Understanding the anatomy of the knee is the basis to understanding how it can go wrong.

The knee joint includes the end of the thigh bone (the femur), the top of the leg bone (the tibia) and the knee cap (the patella). The weight of the body is transferred through the femur, across the knee joint, and into the tibia. There are large muscles in the front of the thigh (the quadriceps) that straighten the knee (extension).

The smaller bone in the leg is the fibula. The knee cap (patella) can be seen in the front of the knee on the side view. The apparent space between the bones is actually occupied by articular cartilage and is called the joint space. Cartilage is not dense enough to be seen on an x-ray.

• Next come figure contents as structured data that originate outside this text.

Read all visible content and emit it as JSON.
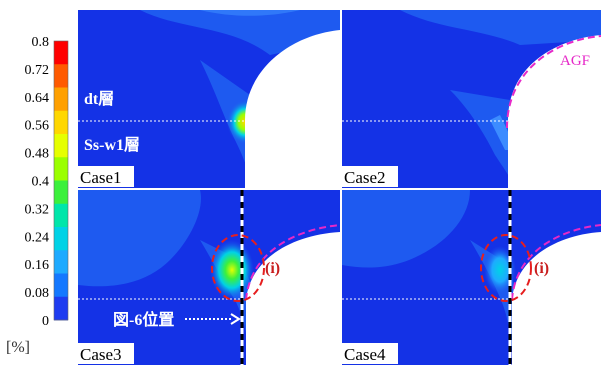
{
  "legend": {
    "ticks": [
      "0.8",
      "0.72",
      "0.64",
      "0.56",
      "0.48",
      "0.4",
      "0.32",
      "0.24",
      "0.16",
      "0.08",
      "0"
    ],
    "colors": [
      "#ff0000",
      "#ff5a00",
      "#ffa000",
      "#ffd700",
      "#e6ff00",
      "#9bff00",
      "#3cf03c",
      "#00e6aa",
      "#00d2e6",
      "#1eaaff",
      "#1478ff",
      "#1e3cf0"
    ],
    "unit": "[%]"
  },
  "panels": [
    {
      "case_label": "Case1",
      "layer_top": "dt層",
      "layer_bottom": "Ss-w1層",
      "agf_label": ""
    },
    {
      "case_label": "Case2",
      "agf_label": "AGF"
    },
    {
      "case_label": "Case3",
      "marker": "(i)",
      "position_label": "図-6位置"
    },
    {
      "case_label": "Case4",
      "marker": "(i)"
    }
  ],
  "colors": {
    "background": "#1432e6",
    "mid_blue": "#1e5af0",
    "light_blue": "#3c8cff",
    "agf_dashed": "#e628c8",
    "marker_dashed": "#e61e1e",
    "marker_text": "#c81e1e",
    "white_label": "#ffffff"
  }
}
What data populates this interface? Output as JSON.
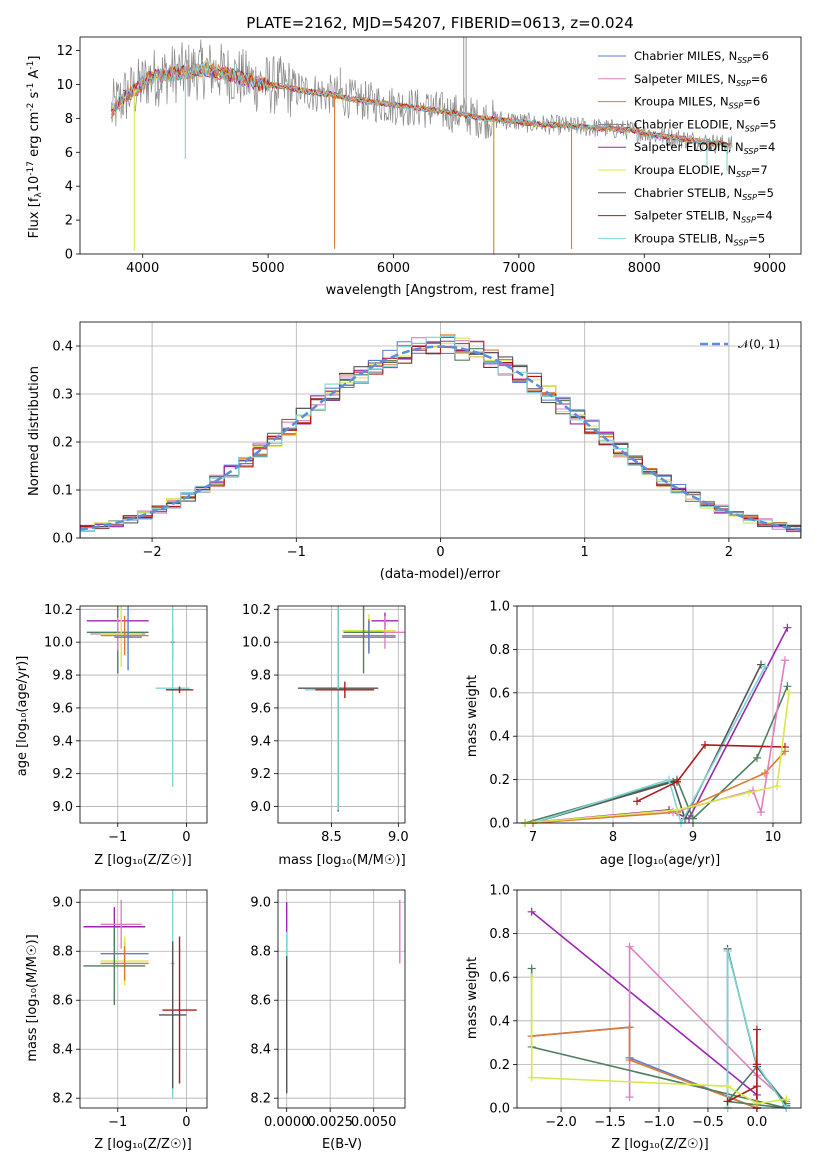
{
  "colors": {
    "chabrier_miles": "#5a7fd6",
    "salpeter_miles": "#e07fc0",
    "kroupa_miles": "#c08a2a",
    "chabrier_elodie": "#7f7f7f",
    "salpeter_elodie": "#9b27b0",
    "kroupa_elodie": "#d8e84a",
    "chabrier_stelib": "#555555",
    "salpeter_stelib": "#b01818",
    "kroupa_stelib": "#7dd6d6",
    "model_orange": "#e07a30",
    "green": "#4f7f5f",
    "gauss": "#5b8fdc"
  },
  "chart_data": [
    {
      "id": "spectrum",
      "type": "line",
      "title": "PLATE=2162, MJD=54207, FIBERID=0613, z=0.024",
      "xlabel": "wavelength [Angstrom, rest frame]",
      "ylabel_parts": [
        "Flux [f",
        "λ",
        "10",
        "-17",
        " erg cm",
        "-2",
        " s",
        "-1",
        " A",
        "-1",
        "]"
      ],
      "xlim": [
        3500,
        9250
      ],
      "ylim": [
        0,
        12.8
      ],
      "xticks": [
        "4000",
        "5000",
        "6000",
        "7000",
        "8000",
        "9000"
      ],
      "yticks": [
        "0",
        "2",
        "4",
        "6",
        "8",
        "10",
        "12"
      ],
      "legend_position": "upper right",
      "legend": [
        {
          "base": "Chabrier MILES, N",
          "sub": "SSP",
          "tail": "=6"
        },
        {
          "base": "Salpeter MILES, N",
          "sub": "SSP",
          "tail": "=6"
        },
        {
          "base": "Kroupa MILES, N",
          "sub": "SSP",
          "tail": "=6"
        },
        {
          "base": "Chabrier ELODIE, N",
          "sub": "SSP",
          "tail": "=5"
        },
        {
          "base": "Salpeter ELODIE, N",
          "sub": "SSP",
          "tail": "=4"
        },
        {
          "base": "Kroupa ELODIE, N",
          "sub": "SSP",
          "tail": "=7"
        },
        {
          "base": "Chabrier STELIB, N",
          "sub": "SSP",
          "tail": "=5"
        },
        {
          "base": "Salpeter STELIB, N",
          "sub": "SSP",
          "tail": "=4"
        },
        {
          "base": "Kroupa STELIB, N",
          "sub": "SSP",
          "tail": "=5"
        }
      ],
      "continuum": [
        [
          3750,
          8.4
        ],
        [
          3850,
          9.3
        ],
        [
          3950,
          9.7
        ],
        [
          4050,
          10.4
        ],
        [
          4150,
          10.5
        ],
        [
          4300,
          10.7
        ],
        [
          4500,
          10.9
        ],
        [
          4700,
          10.6
        ],
        [
          4900,
          10.1
        ],
        [
          5100,
          9.9
        ],
        [
          5300,
          9.6
        ],
        [
          5500,
          9.4
        ],
        [
          5700,
          9.1
        ],
        [
          5900,
          8.9
        ],
        [
          6100,
          8.7
        ],
        [
          6300,
          8.5
        ],
        [
          6500,
          8.3
        ],
        [
          6700,
          8.0
        ],
        [
          6900,
          7.9
        ],
        [
          7100,
          7.7
        ],
        [
          7300,
          7.6
        ],
        [
          7500,
          7.5
        ],
        [
          7700,
          7.4
        ],
        [
          7900,
          7.3
        ],
        [
          8100,
          7.0
        ],
        [
          8300,
          6.8
        ],
        [
          8500,
          6.6
        ],
        [
          8700,
          6.4
        ]
      ],
      "absorption_dips": [
        [
          3933,
          0.2
        ],
        [
          4101,
          9.4
        ],
        [
          4340,
          5.6
        ],
        [
          5530,
          0.3
        ],
        [
          6800,
          0.0
        ],
        [
          7420,
          0.3
        ],
        [
          8500,
          5.2
        ],
        [
          8660,
          4.9
        ]
      ],
      "sky_spikes": [
        [
          6560,
          12.8
        ],
        [
          6580,
          12.8
        ],
        [
          5577,
          11.0
        ],
        [
          6300,
          9.4
        ]
      ]
    },
    {
      "id": "residuals",
      "type": "histogram",
      "xlabel": "(data-model)/error",
      "ylabel": "Normed distribution",
      "xlim": [
        -2.5,
        2.5
      ],
      "ylim": [
        0,
        0.45
      ],
      "xticks": [
        "−2",
        "−1",
        "0",
        "1",
        "2"
      ],
      "yticks": [
        "0.0",
        "0.1",
        "0.2",
        "0.3",
        "0.4"
      ],
      "legend": "𝒩(0, 1)",
      "bins": 50
    },
    {
      "id": "age_vs_Z",
      "type": "scatter",
      "xlabel": "Z [log₁₀(Z/Z☉)]",
      "ylabel": "age  [log₁₀(age/yr)]",
      "xlim": [
        -1.55,
        0.3
      ],
      "ylim": [
        8.9,
        10.22
      ],
      "xticks": [
        "−1",
        "0"
      ],
      "yticks": [
        "9.0",
        "9.2",
        "9.4",
        "9.6",
        "9.8",
        "10.0",
        "10.2"
      ],
      "points": [
        {
          "x": -1.0,
          "y": 10.13,
          "xerr": 0.45,
          "yerr": 0.03,
          "c": "salpeter_elodie"
        },
        {
          "x": -1.0,
          "y": 10.06,
          "xerr": 0.45,
          "yerr": 0.25,
          "c": "green"
        },
        {
          "x": -1.0,
          "y": 10.05,
          "xerr": 0.4,
          "yerr": 0.1,
          "c": "salpeter_miles"
        },
        {
          "x": -0.95,
          "y": 10.05,
          "xerr": 0.3,
          "yerr": 0.2,
          "c": "kroupa_elodie"
        },
        {
          "x": -0.9,
          "y": 10.04,
          "xerr": 0.35,
          "yerr": 0.12,
          "c": "model_orange"
        },
        {
          "x": -0.85,
          "y": 10.03,
          "xerr": 0.2,
          "yerr": 0.2,
          "c": "chabrier_miles"
        },
        {
          "x": -0.2,
          "y": 10.0,
          "xerr": 0.03,
          "yerr": 0.1,
          "c": "chabrier_elodie"
        },
        {
          "x": -0.2,
          "y": 9.72,
          "xerr": 0.25,
          "yerr": 0.6,
          "c": "kroupa_stelib"
        },
        {
          "x": -0.1,
          "y": 9.71,
          "xerr": 0.2,
          "yerr": 0.02,
          "c": "salpeter_stelib"
        }
      ]
    },
    {
      "id": "age_vs_mass",
      "type": "scatter",
      "xlabel": "mass [log₁₀(M/M☉)]",
      "xlim": [
        8.1,
        9.05
      ],
      "ylim": [
        8.9,
        10.22
      ],
      "xticks": [
        "8.5",
        "9.0"
      ],
      "yticks": [
        "9.0",
        "9.2",
        "9.4",
        "9.6",
        "9.8",
        "10.0",
        "10.2"
      ],
      "points": [
        {
          "x": 8.9,
          "y": 10.13,
          "xerr": 0.1,
          "yerr": 0.05,
          "c": "salpeter_elodie"
        },
        {
          "x": 8.9,
          "y": 10.06,
          "xerr": 0.15,
          "yerr": 0.1,
          "c": "salpeter_miles"
        },
        {
          "x": 8.78,
          "y": 10.07,
          "xerr": 0.2,
          "yerr": 0.1,
          "c": "kroupa_elodie"
        },
        {
          "x": 8.78,
          "y": 10.04,
          "xerr": 0.2,
          "yerr": 0.1,
          "c": "model_orange"
        },
        {
          "x": 8.78,
          "y": 10.03,
          "xerr": 0.2,
          "yerr": 0.1,
          "c": "chabrier_miles"
        },
        {
          "x": 8.74,
          "y": 10.06,
          "xerr": 0.15,
          "yerr": 0.25,
          "c": "green"
        },
        {
          "x": 8.55,
          "y": 9.72,
          "xerr": 0.3,
          "yerr": 0.75,
          "c": "chabrier_stelib"
        },
        {
          "x": 8.55,
          "y": 9.71,
          "xerr": 0.25,
          "yerr": 0.73,
          "c": "kroupa_stelib"
        },
        {
          "x": 8.6,
          "y": 9.71,
          "xerr": 0.22,
          "yerr": 0.05,
          "c": "salpeter_stelib"
        }
      ]
    },
    {
      "id": "weight_vs_age",
      "type": "line",
      "xlabel": "age  [log₁₀(age/yr)]",
      "ylabel": "mass weight",
      "xlim": [
        6.8,
        10.35
      ],
      "ylim": [
        0,
        1.0
      ],
      "xticks": [
        "7",
        "8",
        "9",
        "10"
      ],
      "yticks": [
        "0.0",
        "0.2",
        "0.4",
        "0.6",
        "0.8",
        "1.0"
      ],
      "series": [
        {
          "c": "salpeter_elodie",
          "x": [
            6.9,
            8.7,
            8.95,
            10.18
          ],
          "y": [
            0.0,
            0.06,
            0.02,
            0.9
          ]
        },
        {
          "c": "green",
          "x": [
            6.9,
            8.8,
            9.0,
            9.8,
            10.18
          ],
          "y": [
            0.0,
            0.2,
            0.02,
            0.3,
            0.63
          ]
        },
        {
          "c": "chabrier_stelib",
          "x": [
            7.0,
            8.75,
            8.9,
            9.85
          ],
          "y": [
            0.0,
            0.19,
            0.02,
            0.73
          ]
        },
        {
          "c": "kroupa_stelib",
          "x": [
            7.0,
            8.7,
            8.85,
            9.9
          ],
          "y": [
            0.0,
            0.2,
            0.0,
            0.72
          ]
        },
        {
          "c": "salpeter_stelib",
          "x": [
            8.3,
            8.8,
            9.15,
            10.15
          ],
          "y": [
            0.1,
            0.19,
            0.36,
            0.35
          ]
        },
        {
          "c": "model_orange",
          "x": [
            7.0,
            8.8,
            9.9,
            10.15
          ],
          "y": [
            0.0,
            0.05,
            0.23,
            0.33
          ]
        },
        {
          "c": "salpeter_miles",
          "x": [
            8.75,
            9.75,
            9.85,
            10.15
          ],
          "y": [
            0.05,
            0.15,
            0.05,
            0.75
          ]
        },
        {
          "c": "kroupa_elodie",
          "x": [
            6.9,
            8.8,
            9.7,
            10.05,
            10.2
          ],
          "y": [
            0.0,
            0.06,
            0.14,
            0.17,
            0.6
          ]
        }
      ]
    },
    {
      "id": "mass_vs_Z",
      "type": "scatter",
      "xlabel": "Z [log₁₀(Z/Z☉)]",
      "ylabel": "mass [log₁₀(M/M☉)]",
      "xlim": [
        -1.55,
        0.3
      ],
      "ylim": [
        8.16,
        9.05
      ],
      "xticks": [
        "−1",
        "0"
      ],
      "yticks": [
        "8.2",
        "8.4",
        "8.6",
        "8.8",
        "9.0"
      ],
      "points": [
        {
          "x": -1.05,
          "y": 8.9,
          "xerr": 0.45,
          "yerr": 0.08,
          "c": "salpeter_elodie"
        },
        {
          "x": -0.95,
          "y": 8.91,
          "xerr": 0.3,
          "yerr": 0.1,
          "c": "salpeter_miles"
        },
        {
          "x": -0.9,
          "y": 8.79,
          "xerr": 0.35,
          "yerr": 0.05,
          "c": "chabrier_miles"
        },
        {
          "x": -0.9,
          "y": 8.76,
          "xerr": 0.35,
          "yerr": 0.1,
          "c": "kroupa_elodie"
        },
        {
          "x": -0.9,
          "y": 8.75,
          "xerr": 0.35,
          "yerr": 0.07,
          "c": "model_orange"
        },
        {
          "x": -1.05,
          "y": 8.74,
          "xerr": 0.45,
          "yerr": 0.16,
          "c": "green"
        },
        {
          "x": -0.2,
          "y": 8.75,
          "xerr": 0.03,
          "yerr": 0.55,
          "c": "kroupa_stelib"
        },
        {
          "x": -0.1,
          "y": 8.56,
          "xerr": 0.25,
          "yerr": 0.3,
          "c": "salpeter_stelib"
        },
        {
          "x": -0.2,
          "y": 8.54,
          "xerr": 0.2,
          "yerr": 0.3,
          "c": "chabrier_stelib"
        }
      ]
    },
    {
      "id": "mass_vs_ebv",
      "type": "scatter",
      "xlabel": "E(B-V)",
      "xlim": [
        -0.0005,
        0.0068
      ],
      "ylim": [
        8.16,
        9.05
      ],
      "xticks": [
        "0.0000",
        "0.0025",
        "0.0050"
      ],
      "yticks": [
        "8.2",
        "8.4",
        "8.6",
        "8.8",
        "9.0"
      ],
      "points": [
        {
          "x": 0.0,
          "y": 8.9,
          "yerr": 0.1,
          "c": "salpeter_elodie"
        },
        {
          "x": 0.0,
          "y": 8.76,
          "yerr": 0.12,
          "c": "salpeter_stelib"
        },
        {
          "x": 0.0,
          "y": 8.55,
          "yerr": 0.33,
          "c": "kroupa_stelib"
        },
        {
          "x": 0.0,
          "y": 8.5,
          "yerr": 0.28,
          "c": "chabrier_stelib"
        },
        {
          "x": 0.0065,
          "y": 8.88,
          "yerr": 0.13,
          "c": "salpeter_miles"
        }
      ]
    },
    {
      "id": "weight_vs_Z",
      "type": "line",
      "xlabel": "Z [log₁₀(Z/Z☉)]",
      "ylabel": "mass weight",
      "xlim": [
        -2.45,
        0.45
      ],
      "ylim": [
        0,
        1.0
      ],
      "xticks": [
        "−2.0",
        "−1.5",
        "−1.0",
        "−0.5",
        "0.0"
      ],
      "yticks": [
        "0.0",
        "0.2",
        "0.4",
        "0.6",
        "0.8",
        "1.0"
      ],
      "series": [
        {
          "c": "salpeter_elodie",
          "x": [
            -2.3,
            0.0,
            0.0
          ],
          "y": [
            0.9,
            0.06,
            0.0
          ]
        },
        {
          "c": "salpeter_miles",
          "x": [
            -1.3,
            -1.3,
            0.0,
            0.3
          ],
          "y": [
            0.05,
            0.74,
            0.15,
            0.03
          ]
        },
        {
          "c": "chabrier_miles",
          "x": [
            -2.3,
            -1.3,
            -1.3,
            0.0
          ],
          "y": [
            0.33,
            0.37,
            0.23,
            0.0
          ]
        },
        {
          "c": "model_orange",
          "x": [
            -2.3,
            -1.3,
            -1.3,
            0.0
          ],
          "y": [
            0.33,
            0.37,
            0.22,
            0.0
          ]
        },
        {
          "c": "green",
          "x": [
            -2.3,
            -2.3,
            0.3,
            -0.3,
            0.0,
            0.3
          ],
          "y": [
            0.64,
            0.28,
            0.0,
            0.03,
            0.19,
            0.02
          ]
        },
        {
          "c": "chabrier_stelib",
          "x": [
            -0.3,
            -0.3,
            0.0,
            0.3
          ],
          "y": [
            0.0,
            0.73,
            0.19,
            0.01
          ]
        },
        {
          "c": "kroupa_stelib",
          "x": [
            -0.3,
            -0.3,
            0.0,
            0.3
          ],
          "y": [
            0.0,
            0.72,
            0.2,
            0.0
          ]
        },
        {
          "c": "salpeter_stelib",
          "x": [
            -0.3,
            0.0,
            0.0,
            0.0,
            0.0
          ],
          "y": [
            0.03,
            0.1,
            0.36,
            0.2,
            0.0
          ]
        },
        {
          "c": "kroupa_elodie",
          "x": [
            -2.3,
            -2.3,
            -0.3,
            0.0,
            0.3
          ],
          "y": [
            0.6,
            0.14,
            0.1,
            0.02,
            0.04
          ]
        }
      ]
    }
  ]
}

Basically the knee bends and straightens. That may not seem to need complex anatomy - but in fact it is subtle in terms of the inter-relatedness of the various parts. As the knee bends the various soft-tissue structures need to be able to move too. So there are subtle lubricated spaces which one cannot appreciate from an X-ray or even when the joint is opened during surgery.

How does the knee work?

The knee is the largest joint in the body, and one of the most easily injured. It is made up of the lower end of the thighbone (femur) which rotates on the upper end of the shinbone (tibia), and the knee cap (patella) which slides in a groove on the end of the femur. The knee also contains large ligaments which help control motion by connecting bones and bracing the joint against abnormal types of motion. Other parts of your knee, like cartilage, serve to cushion your knee or help it absorb shock during motion.